Job, nos primeiros versículos é apresentado como um homem normal, pai de família, dono de terras e de gado: uma imagem típica de um homem do tempo. Tinha prosperidade e uma família que, segundo o autor, vivia bem e se dava bem, dado que faziam vários banquetes. 

Mas Job, apesar desta prosperidade e alegria familiar, era temente a Deus e, por isso, sempre que havia um banquete, purificava os filhos (a tradução hebraica literal é santificar) e oferecia um holocausto ao Senhor. Isto propõe-nos uma leitura de que Job não seria apenas um pai de família, mas também um sacerdote, tal como era costume num regime patriarcal. Por isso, não só purificava/santificava os filhos, como também oferecia um holocausto para expiação dos seus pecados. 
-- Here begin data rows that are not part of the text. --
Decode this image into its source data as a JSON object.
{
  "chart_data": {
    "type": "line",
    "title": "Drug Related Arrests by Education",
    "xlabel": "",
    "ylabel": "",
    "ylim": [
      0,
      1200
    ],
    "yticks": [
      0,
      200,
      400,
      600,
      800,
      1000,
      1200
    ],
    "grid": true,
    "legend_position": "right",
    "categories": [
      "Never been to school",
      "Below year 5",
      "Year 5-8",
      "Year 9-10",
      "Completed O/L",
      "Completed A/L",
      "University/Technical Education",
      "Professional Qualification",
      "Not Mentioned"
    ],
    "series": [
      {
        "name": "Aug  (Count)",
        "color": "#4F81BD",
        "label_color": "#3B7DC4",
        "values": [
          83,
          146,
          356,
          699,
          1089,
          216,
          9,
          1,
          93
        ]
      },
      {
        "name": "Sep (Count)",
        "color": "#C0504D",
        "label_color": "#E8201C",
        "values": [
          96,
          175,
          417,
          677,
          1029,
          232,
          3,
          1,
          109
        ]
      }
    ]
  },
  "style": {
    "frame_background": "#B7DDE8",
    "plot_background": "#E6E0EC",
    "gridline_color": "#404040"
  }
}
Extrato da «Haggadah», uma das bênçãos
Na cultura hebraica, durante as refeições tinham de fazer certas orações e bênçãos que facilmente se esqueciam e que não eram ditas na sua totalidade. Ora, Job pede perdão a Deus não tanto pelos banquetes que ele e a sua família organizavam, mas porque talvez ter-se-iam esquecido de recitar a totalidade das ditas orações e bênçãos.

Isto leva-nos a reflectir sobre a nossa própria conduta de vida. Job, temente a Deus, oferecia continuamente estes sacrifícios para que, se de algum modo ele e os seus filhos, tivessem ofendido a Deus, Deus pudesse perdoá-los e, assim, voltar à normal relação com Deus. 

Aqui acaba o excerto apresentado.